Consider two gases in a thermally insulated container separated by an insulated wall with a small hole in it (smaller than the mean free path).
We can claim that, in equilibrium, the net particle flux through this hole is zero and so $$ \int{d\Phi} \propto n\int{vf(v)dv} \propto nv_{th} $$ is equalized for each species, where $f(v)$ is the distribution of particle speeds, $n$ is the number density, and $v_{th}^2 = 2k_BT/m$.
Since for an ideal gas $n \propto p/T$, this implies that $$ \frac{p_1}{\sqrt T_1} = \frac{p_2}{\sqrt T_2} $$ i.e. $p/\sqrt T$ is equalized across the two species. You can look this up elsewhere online; I think it's called the Knudsen effect.

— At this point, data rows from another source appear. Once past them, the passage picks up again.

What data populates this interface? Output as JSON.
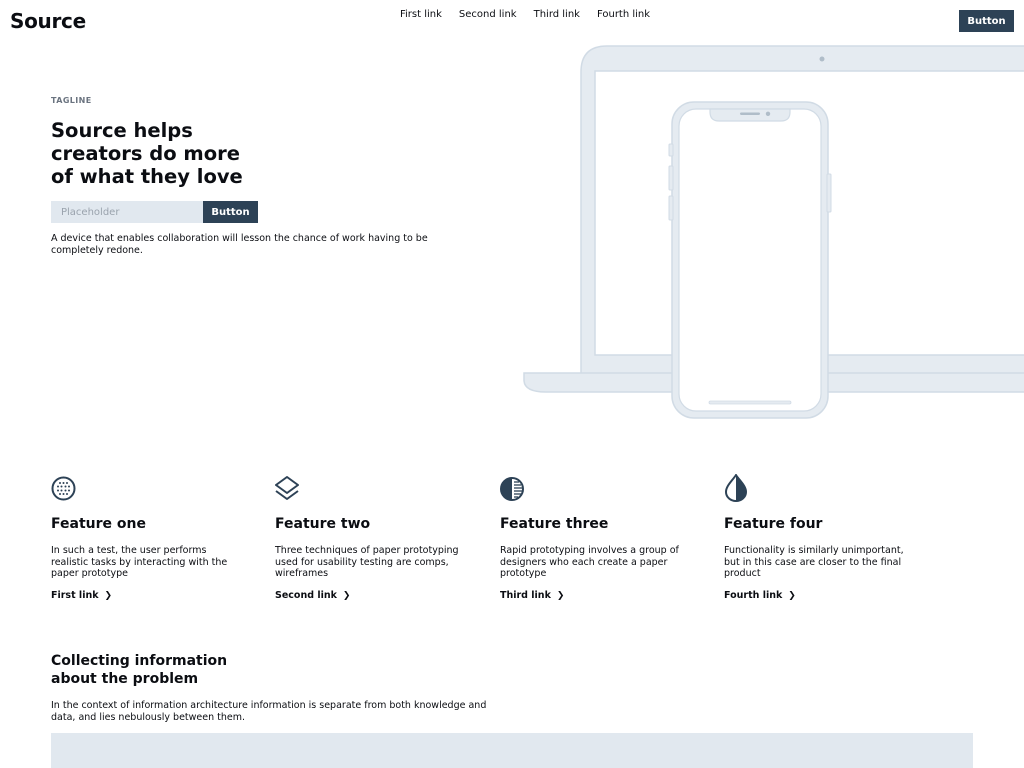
{
  "header": {
    "logo": "Source",
    "nav": [
      "First link",
      "Second link",
      "Third link",
      "Fourth link"
    ],
    "button": "Button"
  },
  "hero": {
    "tagline": "TAGLINE",
    "title": "Source helps creators do more of what they love",
    "input_placeholder": "Placeholder",
    "button": "Button",
    "description": "A device that enables collaboration will lesson the chance of work having to be completely redone."
  },
  "features": [
    {
      "icon": "grid-globe-icon",
      "title": "Feature one",
      "text": "In such a test, the user performs realistic tasks by interacting with the paper prototype",
      "link": "First link"
    },
    {
      "icon": "layers-icon",
      "title": "Feature two",
      "text": "Three techniques of paper prototyping used for usability testing are comps, wireframes",
      "link": "Second link"
    },
    {
      "icon": "half-circle-icon",
      "title": "Feature three",
      "text": "Rapid prototyping involves a group of designers who each create a paper prototype",
      "link": "Third link"
    },
    {
      "icon": "drop-icon",
      "title": "Feature four",
      "text": "Functionality is similarly unimportant, but in this case are closer to the final product",
      "link": "Fourth link"
    }
  ],
  "section": {
    "title": "Collecting information about the problem",
    "description": "In the context of information architecture information is separate from both knowledge and data, and lies nebulously between them."
  },
  "colors": {
    "accent": "#2d4256",
    "light": "#e1e8ef",
    "device_stroke": "#d7e1ea"
  }
}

Here's the problem: we started from the claim that net particle flux must be zero. This is fair enough; if this weren't the case then the two species wouldn't be in equilibrium, right?
Ok, so what if we claim that net energy flux must be zero? An ideal gas has $U = U(T)$; a net energy flux would cause the temperature of the gases to change - meaning they wouldn't be in equilibrium! So let's try it. We claim as before that $$ \int{\frac{1}{2}mv^2 d\Phi} \propto n\int{v^3f(v)dv} \propto nv_{th}^3 $$ is equalized across the gases. Following the same steps as before, this leads to $$ p_1 \sqrt T_1 = p_2 \sqrt T_2 . $$ Divding this by our previous expression we find $$ T_1 = T_2 $$ if both net energy flux and particle flux are zero. Surely this can't be right; this is the same result for when the hole is large - it's like the size of the hole doesn't matter at all and effusion isn't relevant!
So where have I gone wrong?
- Is the assumption that the net energy flux is zero wrong? If so, why?
- In any case, why is it correct to assume that the net particle flux is zero?
Help with this is very much appreciated, thank you.